My love for corn has been well documented. I will eat it steamed. I will eat it creamed. I will strip the cobs of their golden, juicy kernels and eat them raw.
And, once I am left with nothing but naked cobs, I will use those corn sticks to make a corny broth.
While most vegetable scraps get chucked into my general purpose stock bag, corn cobs get singled out.
Rather than muddle their flavour with a bunch of other produce, I make them the star, complementing them with garlic and letting their corny goodness shine. The result is a savoury, incidentally vegan broth that adds a spike of savoury seasonal flavour to soups, risottos and sauces.
Corn stock can be made either on the stove or in a pressure cooker.

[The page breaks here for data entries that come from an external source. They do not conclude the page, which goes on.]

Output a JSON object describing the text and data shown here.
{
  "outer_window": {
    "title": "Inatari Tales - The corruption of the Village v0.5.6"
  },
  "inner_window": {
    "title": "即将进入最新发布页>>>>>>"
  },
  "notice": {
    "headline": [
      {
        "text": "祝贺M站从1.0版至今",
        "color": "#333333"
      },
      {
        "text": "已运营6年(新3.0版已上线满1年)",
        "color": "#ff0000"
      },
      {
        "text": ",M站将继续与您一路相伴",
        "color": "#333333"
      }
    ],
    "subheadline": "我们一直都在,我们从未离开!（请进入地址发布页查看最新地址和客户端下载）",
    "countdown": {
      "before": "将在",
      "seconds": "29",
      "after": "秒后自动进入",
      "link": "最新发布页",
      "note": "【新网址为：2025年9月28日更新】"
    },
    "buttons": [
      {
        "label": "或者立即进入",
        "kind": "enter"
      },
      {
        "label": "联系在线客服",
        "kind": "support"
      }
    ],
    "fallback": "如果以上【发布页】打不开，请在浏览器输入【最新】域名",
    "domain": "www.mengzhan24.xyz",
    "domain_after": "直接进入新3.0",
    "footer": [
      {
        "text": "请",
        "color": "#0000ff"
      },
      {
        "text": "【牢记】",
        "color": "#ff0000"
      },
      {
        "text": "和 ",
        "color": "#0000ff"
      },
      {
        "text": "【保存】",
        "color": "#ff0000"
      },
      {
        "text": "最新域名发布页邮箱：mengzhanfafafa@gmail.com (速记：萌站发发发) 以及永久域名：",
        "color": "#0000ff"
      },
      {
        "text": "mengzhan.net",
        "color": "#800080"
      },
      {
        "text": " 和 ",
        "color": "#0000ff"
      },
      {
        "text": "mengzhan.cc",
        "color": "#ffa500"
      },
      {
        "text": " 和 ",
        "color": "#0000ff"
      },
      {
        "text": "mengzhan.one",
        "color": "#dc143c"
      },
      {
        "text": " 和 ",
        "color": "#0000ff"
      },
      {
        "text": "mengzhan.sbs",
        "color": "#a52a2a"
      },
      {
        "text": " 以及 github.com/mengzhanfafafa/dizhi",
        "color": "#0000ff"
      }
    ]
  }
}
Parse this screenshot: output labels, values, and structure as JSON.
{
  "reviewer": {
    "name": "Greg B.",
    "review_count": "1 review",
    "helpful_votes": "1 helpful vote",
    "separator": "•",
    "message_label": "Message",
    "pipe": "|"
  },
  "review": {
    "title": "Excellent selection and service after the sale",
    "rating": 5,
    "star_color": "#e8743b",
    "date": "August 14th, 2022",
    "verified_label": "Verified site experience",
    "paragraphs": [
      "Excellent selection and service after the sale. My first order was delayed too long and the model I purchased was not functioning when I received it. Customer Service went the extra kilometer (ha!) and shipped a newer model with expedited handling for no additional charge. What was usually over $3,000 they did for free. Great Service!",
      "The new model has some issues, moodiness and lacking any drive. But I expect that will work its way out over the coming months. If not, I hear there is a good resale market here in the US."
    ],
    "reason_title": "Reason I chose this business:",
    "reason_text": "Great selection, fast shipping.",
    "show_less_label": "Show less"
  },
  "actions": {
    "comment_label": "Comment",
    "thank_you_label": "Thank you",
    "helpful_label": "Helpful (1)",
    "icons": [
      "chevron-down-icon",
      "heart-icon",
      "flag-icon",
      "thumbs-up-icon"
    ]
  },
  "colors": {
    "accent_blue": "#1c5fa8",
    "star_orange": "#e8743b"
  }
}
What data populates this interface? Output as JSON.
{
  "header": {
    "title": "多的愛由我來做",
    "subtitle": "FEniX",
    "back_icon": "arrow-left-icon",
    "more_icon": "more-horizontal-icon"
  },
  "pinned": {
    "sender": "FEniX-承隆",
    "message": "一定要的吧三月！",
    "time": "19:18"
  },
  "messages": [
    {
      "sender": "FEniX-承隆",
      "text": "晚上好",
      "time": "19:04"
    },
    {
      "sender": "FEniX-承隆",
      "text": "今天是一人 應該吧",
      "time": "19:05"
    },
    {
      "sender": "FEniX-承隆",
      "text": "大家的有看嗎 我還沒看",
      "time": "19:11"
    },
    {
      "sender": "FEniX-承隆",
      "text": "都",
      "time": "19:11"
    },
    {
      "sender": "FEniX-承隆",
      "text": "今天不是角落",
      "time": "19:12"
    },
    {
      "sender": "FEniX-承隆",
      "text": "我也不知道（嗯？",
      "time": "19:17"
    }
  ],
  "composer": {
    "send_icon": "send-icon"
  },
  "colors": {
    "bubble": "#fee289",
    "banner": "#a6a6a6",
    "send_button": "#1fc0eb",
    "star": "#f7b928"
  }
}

To make it, you will need:
- Corn cobs (at least 4)
- Enough water to cover the cobs
- 3 smashed garlic cloves, skins still on
- 2 teaspoons of salt
- 1 bay leaf
Add everything to a big stock pot (or pressure cooker) with enough water to just cover the cobs.
Bring to a boil, reduce to a simmer, and let it bubble and extract corny goodness for several hours, at least two, until you have a fragrant stock with a beautiful golden hue. If you’re using a pressure cooker, cook under high pressure for 45 minutes.
Strain stock through a sieve to remove the cobs and any errant corn silk, then stir into anything that needs more corn.
I think it makes a particularly good ramen broth, but I’m not above sipping it from a little mug.